In subsequent tweets, ADPH explained that whoever made the chart incorrectly used the state’s total population to make inaccurate estimates of individual risk.

“A lot of this, to me, is rooted in fear,” Hidalgo said. “People need answers to address the fears that they have about why we can’t go do all of the things that we’re used to doing.”

She also worries the chart doesn’t show the other outcomes that many of those with COVID-19 have faced, such as severe disabilities and long-term health effects including lung and heart damage, Hidalgo said.

“Our brains follow these paths of least resistance, is how I explain it,” Hidalgo said. “And so it’s easy for people to sort of latch on to these conspiracy theories because in many ways they feed the insecurities and the fears that people have.”

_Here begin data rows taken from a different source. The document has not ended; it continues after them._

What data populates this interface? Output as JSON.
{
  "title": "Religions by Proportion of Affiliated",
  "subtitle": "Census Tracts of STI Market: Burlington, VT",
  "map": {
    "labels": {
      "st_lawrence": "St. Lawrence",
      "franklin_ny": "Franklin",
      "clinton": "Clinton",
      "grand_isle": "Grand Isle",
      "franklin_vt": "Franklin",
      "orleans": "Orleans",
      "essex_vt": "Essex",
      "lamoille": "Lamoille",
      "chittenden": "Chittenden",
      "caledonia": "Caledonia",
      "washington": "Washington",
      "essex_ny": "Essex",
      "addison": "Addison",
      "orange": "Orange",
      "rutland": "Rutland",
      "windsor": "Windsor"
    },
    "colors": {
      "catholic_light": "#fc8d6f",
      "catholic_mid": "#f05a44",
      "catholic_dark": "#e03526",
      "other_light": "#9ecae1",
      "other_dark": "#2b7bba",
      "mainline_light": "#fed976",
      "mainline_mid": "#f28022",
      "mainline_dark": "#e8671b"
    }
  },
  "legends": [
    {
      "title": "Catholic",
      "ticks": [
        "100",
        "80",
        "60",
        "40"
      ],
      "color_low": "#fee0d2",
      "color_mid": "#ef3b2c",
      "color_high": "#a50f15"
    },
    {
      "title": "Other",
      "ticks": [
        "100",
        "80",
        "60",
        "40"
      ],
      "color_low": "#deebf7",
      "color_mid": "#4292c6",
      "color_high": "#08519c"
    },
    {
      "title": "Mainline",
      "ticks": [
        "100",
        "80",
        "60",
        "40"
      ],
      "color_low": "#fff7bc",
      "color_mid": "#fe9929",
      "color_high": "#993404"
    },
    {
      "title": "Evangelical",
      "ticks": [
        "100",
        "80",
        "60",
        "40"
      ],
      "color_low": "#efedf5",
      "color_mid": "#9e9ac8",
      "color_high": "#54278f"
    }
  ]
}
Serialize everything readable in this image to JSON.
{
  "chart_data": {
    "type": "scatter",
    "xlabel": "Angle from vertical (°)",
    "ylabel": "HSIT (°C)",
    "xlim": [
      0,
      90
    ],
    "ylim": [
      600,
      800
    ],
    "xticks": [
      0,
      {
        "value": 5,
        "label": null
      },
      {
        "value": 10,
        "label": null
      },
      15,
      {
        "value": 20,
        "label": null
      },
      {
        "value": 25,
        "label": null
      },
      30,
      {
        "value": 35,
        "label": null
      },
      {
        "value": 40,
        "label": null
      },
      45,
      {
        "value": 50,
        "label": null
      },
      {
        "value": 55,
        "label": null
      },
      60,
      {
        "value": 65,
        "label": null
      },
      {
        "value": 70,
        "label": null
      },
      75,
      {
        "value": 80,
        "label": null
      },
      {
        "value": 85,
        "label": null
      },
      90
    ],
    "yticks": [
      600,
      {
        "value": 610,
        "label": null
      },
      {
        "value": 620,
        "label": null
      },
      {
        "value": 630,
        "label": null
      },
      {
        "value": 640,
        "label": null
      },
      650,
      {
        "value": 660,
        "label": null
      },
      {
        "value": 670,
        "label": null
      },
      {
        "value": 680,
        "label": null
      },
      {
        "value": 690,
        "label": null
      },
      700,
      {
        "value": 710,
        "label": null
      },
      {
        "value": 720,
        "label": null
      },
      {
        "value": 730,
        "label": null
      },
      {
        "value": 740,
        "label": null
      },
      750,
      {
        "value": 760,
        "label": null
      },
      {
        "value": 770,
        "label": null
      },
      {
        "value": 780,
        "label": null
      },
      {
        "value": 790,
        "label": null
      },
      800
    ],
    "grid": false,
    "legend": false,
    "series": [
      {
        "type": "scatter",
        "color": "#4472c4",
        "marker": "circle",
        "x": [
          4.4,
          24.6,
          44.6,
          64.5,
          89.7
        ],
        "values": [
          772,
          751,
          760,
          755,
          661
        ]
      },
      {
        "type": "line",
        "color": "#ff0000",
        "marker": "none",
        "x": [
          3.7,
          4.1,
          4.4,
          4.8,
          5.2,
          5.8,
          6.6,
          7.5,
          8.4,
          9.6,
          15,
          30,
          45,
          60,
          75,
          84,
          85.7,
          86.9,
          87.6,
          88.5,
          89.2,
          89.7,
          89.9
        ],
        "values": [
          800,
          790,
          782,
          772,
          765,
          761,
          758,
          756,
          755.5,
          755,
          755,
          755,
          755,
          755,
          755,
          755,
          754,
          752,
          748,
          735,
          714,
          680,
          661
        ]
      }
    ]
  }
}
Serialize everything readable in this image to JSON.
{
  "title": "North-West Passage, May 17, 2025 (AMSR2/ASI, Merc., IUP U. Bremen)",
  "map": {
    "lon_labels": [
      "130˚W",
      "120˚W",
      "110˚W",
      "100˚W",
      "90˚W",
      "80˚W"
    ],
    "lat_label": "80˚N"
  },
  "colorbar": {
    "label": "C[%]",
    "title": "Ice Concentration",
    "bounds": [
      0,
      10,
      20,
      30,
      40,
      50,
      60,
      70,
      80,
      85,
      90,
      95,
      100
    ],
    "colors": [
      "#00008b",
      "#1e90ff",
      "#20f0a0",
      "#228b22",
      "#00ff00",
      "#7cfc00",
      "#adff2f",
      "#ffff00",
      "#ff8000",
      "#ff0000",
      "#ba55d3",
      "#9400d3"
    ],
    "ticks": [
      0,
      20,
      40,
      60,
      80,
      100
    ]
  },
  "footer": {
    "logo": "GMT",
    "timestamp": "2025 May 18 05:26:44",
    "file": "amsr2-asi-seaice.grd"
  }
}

It’s easier to grasp at those oversimplified theories than complicated statistical concepts, Hidalgo said.

“I suspect the average person is being bombarded with information and statistics – often conflicting – and is unsure what to believe,” Aswani said. “Since they have access to these numbers, such as population, cases, and deaths, they likely feel more empowered to contend with all of this uncertainty if they can calculate and interpret their own risk. It is concerning, however, when flawed statistics are widely circulated without context.”